One strength of the study was its multi-pronged approach, which combined laboratory experiments with large-scale human genetic data. By showing consistent effects across species and methods, the researchers were able to build a compelling case for further investigation. The study also introduced a new way of using genetic tools to assess drug effects across multiple biological targets, an approach that could help accelerate drug discovery for other brain disorders.
However, the research is not without limitations. The animal studies, while informative, do not fully capture the complexity of human ADHD, which involves a wide range of behavioral and cognitive symptoms. Additionally, the genetic analyses relied on self-reported symptoms and indirect measures of ADHD traits rather than formal diagnoses. Future clinical studies will be needed to determine whether the benefits of amlodipine extend to diagnosed individuals and how the drug compares to existing treatments in real-world settings.
“While amlodipine shows promise in preclinical models, it is not currently suitable for use in ADHD in its marketed form,” Karlsson noted. “Further optimization through chemical modification is necessary to enhance CNS selectivity and ensure a favorable therapeutic index in the context of ADHD.”
The researchers are now preparing to launch a Phase II clinical trial to formally evaluate the safety and effectiveness of amlodipine for ADHD in humans. If successful, this effort could pave the way for a new class of non-stimulant treatments, offering hope to individuals who do not respond to or cannot tolerate current medications.

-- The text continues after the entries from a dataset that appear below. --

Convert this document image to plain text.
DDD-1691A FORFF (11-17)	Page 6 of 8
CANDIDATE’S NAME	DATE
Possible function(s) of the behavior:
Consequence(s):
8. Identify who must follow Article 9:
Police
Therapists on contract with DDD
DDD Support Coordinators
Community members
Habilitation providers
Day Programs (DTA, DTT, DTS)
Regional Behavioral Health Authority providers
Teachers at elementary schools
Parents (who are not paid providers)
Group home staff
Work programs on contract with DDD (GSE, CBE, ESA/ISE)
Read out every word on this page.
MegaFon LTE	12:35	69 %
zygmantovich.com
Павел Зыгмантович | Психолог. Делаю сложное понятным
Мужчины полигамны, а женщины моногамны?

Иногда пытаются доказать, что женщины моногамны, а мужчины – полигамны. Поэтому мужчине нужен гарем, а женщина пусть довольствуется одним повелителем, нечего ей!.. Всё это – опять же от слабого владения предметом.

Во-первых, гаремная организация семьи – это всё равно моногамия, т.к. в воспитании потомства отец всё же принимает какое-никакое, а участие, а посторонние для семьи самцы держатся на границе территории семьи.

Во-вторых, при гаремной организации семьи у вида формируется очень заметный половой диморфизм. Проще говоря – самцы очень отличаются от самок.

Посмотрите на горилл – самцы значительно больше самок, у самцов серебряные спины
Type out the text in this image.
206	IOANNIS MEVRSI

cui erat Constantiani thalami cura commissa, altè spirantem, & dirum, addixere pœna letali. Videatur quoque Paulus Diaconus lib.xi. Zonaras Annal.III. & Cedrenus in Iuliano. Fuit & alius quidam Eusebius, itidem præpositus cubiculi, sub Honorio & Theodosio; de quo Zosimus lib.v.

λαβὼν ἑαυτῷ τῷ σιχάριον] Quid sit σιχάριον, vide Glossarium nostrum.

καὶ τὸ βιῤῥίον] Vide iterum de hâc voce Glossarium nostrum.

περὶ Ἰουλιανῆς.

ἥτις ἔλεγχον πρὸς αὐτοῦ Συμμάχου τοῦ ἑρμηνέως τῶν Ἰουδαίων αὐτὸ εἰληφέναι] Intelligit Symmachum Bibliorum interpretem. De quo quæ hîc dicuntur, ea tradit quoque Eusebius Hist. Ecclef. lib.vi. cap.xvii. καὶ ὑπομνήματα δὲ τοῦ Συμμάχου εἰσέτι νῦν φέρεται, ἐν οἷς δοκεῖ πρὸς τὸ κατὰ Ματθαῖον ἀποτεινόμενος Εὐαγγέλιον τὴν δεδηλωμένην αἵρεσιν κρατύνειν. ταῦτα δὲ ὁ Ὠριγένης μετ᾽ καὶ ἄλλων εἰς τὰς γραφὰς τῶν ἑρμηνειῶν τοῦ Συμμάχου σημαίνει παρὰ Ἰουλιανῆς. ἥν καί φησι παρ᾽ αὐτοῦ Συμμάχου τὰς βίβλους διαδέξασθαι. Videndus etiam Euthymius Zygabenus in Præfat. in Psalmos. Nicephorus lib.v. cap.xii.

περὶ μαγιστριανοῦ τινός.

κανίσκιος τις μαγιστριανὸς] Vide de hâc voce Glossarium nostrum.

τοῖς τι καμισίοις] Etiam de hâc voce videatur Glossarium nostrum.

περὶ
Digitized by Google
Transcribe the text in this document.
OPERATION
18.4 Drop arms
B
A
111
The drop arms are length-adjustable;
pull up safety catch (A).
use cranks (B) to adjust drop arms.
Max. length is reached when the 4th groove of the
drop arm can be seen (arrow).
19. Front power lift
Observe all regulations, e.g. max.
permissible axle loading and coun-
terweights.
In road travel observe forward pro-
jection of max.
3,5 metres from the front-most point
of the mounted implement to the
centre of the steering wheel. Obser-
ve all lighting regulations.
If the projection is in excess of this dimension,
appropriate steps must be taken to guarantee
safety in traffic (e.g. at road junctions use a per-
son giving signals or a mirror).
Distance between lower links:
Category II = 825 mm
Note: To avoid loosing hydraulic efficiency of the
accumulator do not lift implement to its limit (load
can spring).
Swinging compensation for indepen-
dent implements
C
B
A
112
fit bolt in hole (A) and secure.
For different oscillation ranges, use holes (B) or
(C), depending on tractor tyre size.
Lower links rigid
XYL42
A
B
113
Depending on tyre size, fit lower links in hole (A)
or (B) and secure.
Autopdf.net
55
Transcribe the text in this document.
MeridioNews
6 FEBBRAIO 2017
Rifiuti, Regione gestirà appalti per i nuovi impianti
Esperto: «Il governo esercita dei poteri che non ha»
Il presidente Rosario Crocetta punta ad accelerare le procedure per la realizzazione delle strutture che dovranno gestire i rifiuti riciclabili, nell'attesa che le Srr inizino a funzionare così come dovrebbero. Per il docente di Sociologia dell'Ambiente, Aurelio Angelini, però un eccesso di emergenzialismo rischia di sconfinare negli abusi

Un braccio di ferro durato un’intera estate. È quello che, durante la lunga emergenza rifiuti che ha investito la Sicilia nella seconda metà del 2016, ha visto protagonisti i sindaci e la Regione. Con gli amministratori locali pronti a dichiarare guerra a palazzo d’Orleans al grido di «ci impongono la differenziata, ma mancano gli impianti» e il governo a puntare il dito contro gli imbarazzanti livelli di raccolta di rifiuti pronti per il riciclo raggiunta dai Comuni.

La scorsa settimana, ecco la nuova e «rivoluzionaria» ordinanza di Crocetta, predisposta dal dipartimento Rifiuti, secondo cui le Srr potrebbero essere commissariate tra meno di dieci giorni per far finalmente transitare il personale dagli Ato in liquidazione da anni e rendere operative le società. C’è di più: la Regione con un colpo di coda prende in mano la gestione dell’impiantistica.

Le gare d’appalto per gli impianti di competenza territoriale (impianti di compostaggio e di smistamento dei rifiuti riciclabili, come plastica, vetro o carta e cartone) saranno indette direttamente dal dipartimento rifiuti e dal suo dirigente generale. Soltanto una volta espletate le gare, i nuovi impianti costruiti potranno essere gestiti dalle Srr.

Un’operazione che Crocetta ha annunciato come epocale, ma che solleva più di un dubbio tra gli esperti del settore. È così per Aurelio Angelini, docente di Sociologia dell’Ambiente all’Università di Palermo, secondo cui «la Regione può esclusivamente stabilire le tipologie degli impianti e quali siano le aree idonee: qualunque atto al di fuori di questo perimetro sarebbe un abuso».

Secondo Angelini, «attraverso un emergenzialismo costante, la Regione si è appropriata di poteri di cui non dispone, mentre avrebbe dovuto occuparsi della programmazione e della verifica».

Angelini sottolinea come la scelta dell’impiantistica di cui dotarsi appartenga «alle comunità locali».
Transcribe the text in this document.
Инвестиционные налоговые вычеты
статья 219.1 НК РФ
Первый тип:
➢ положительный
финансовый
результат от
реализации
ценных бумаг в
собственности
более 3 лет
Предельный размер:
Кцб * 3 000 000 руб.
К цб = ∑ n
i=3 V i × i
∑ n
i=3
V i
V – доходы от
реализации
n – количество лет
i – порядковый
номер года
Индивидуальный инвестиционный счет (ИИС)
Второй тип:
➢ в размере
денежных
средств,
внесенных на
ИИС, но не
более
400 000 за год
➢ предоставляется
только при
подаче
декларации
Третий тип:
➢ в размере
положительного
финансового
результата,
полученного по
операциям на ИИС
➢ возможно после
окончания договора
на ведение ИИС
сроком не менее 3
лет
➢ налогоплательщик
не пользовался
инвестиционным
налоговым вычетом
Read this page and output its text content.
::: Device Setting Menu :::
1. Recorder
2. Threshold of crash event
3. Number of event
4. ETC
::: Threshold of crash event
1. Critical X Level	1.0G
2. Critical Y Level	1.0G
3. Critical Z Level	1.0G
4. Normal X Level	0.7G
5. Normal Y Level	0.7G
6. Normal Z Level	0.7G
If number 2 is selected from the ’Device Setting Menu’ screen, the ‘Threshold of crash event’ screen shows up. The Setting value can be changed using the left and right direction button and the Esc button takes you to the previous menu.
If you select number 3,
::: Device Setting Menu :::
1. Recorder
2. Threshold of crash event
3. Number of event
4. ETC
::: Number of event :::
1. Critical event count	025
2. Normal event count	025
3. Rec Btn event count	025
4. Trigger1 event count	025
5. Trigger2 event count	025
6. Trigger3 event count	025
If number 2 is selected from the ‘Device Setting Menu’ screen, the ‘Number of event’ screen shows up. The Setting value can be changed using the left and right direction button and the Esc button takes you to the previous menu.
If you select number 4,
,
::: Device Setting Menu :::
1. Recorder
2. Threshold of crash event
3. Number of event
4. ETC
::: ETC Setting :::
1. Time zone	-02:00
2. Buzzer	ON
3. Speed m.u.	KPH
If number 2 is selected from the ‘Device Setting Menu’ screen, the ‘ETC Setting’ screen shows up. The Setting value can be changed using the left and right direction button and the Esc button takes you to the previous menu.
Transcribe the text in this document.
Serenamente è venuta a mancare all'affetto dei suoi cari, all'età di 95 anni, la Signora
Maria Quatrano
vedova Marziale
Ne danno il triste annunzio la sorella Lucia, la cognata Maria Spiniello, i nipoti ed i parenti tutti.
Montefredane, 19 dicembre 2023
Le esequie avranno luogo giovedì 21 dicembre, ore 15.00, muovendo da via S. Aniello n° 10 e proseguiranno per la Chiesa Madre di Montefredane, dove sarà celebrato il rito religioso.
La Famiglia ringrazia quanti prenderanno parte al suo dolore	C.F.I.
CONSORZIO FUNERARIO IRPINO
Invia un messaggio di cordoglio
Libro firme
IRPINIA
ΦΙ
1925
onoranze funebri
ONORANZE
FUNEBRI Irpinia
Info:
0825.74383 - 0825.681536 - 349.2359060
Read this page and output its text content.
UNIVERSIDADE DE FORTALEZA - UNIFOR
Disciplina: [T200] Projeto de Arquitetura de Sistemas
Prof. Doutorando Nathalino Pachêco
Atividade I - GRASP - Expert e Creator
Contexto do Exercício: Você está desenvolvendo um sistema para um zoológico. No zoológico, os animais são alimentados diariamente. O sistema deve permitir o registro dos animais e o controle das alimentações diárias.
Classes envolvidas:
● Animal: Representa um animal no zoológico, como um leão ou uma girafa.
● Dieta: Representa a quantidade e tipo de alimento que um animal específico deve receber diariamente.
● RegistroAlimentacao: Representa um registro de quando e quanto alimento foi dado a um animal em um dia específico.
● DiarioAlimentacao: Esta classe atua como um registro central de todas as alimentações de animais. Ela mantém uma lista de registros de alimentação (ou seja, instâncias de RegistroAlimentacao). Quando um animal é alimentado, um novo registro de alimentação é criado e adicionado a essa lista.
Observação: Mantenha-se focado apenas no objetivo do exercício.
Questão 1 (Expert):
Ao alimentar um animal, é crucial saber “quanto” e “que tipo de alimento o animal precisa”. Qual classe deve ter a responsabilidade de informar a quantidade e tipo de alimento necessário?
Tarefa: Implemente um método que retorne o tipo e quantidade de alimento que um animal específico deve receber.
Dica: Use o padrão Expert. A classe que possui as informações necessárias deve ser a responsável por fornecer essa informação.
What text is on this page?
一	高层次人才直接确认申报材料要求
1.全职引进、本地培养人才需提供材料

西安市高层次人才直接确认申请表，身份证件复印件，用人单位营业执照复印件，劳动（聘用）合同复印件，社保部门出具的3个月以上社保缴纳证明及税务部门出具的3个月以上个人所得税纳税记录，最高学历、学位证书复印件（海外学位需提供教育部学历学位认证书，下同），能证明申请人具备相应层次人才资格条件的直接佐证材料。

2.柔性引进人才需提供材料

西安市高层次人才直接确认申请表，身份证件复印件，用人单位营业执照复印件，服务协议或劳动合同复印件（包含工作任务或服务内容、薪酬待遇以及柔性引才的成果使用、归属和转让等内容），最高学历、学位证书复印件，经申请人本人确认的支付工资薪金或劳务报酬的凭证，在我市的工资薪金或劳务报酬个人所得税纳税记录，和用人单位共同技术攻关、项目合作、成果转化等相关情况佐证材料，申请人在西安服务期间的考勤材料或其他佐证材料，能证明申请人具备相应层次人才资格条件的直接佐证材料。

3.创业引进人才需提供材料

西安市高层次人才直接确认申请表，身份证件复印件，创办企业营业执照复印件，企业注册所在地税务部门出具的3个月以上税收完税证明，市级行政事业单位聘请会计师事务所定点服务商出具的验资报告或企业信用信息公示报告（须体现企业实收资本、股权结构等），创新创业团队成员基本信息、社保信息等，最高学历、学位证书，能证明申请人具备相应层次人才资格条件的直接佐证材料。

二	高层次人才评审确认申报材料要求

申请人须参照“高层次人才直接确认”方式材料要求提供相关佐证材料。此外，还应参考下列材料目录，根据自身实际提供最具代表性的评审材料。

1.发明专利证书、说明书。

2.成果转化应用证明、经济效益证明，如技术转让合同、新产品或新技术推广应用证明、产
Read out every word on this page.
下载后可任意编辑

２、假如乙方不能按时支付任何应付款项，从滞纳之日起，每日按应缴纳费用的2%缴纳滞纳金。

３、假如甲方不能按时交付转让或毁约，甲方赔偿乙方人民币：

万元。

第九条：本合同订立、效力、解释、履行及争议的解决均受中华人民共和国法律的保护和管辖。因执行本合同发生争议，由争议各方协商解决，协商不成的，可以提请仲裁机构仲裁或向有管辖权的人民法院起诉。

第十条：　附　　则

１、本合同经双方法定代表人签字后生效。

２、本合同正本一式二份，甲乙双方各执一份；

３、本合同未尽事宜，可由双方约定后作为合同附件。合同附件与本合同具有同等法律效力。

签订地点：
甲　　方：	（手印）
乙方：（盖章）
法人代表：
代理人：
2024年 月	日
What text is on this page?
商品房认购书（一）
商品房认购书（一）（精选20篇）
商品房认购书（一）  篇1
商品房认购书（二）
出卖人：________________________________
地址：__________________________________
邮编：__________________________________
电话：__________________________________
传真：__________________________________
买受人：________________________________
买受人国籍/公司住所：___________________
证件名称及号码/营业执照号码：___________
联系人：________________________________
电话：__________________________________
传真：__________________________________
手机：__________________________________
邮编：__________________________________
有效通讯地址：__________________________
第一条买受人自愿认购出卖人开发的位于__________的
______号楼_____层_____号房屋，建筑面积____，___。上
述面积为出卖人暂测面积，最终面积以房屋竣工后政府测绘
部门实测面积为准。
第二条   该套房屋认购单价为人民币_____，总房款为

“While the spotlight is on amlodipine and ADHD, this work also represents a proof-of-concept for a broader drug repurposing pipeline for CNS disorders,” Karlsson said. “Our approach combines unbiased screening in disease-relevant zebrafish models with human genetic validation to prioritize and de-risk candidates before clinical development. This dual strategy can accelerate the discovery of novel CNS therapeutics by leveraging known molecules in new ways — a particularly attractive proposition in an area where traditional drug development has often struggled.”
The study, “Validation of L-type calcium channel blocker amlodipine as a novel ADHD treatment through cross-species analysis, drug-target Mendelian randomization, and clinical evidence from medical records,” was authored by Haraldur Þorsteinsson, Hannes A. Baukmann, Hildur S. Sveinsdóttir, Dagmar Þ. Halldórsdóttir, Bartosz Grzymala, Courtney Hillman, Jude Rolfe-Tarrant, Matthew O. Parker, Justin L. Cope, Charles N. J. Ravarani, Marco F. Schmidt, and Karl Karlsson.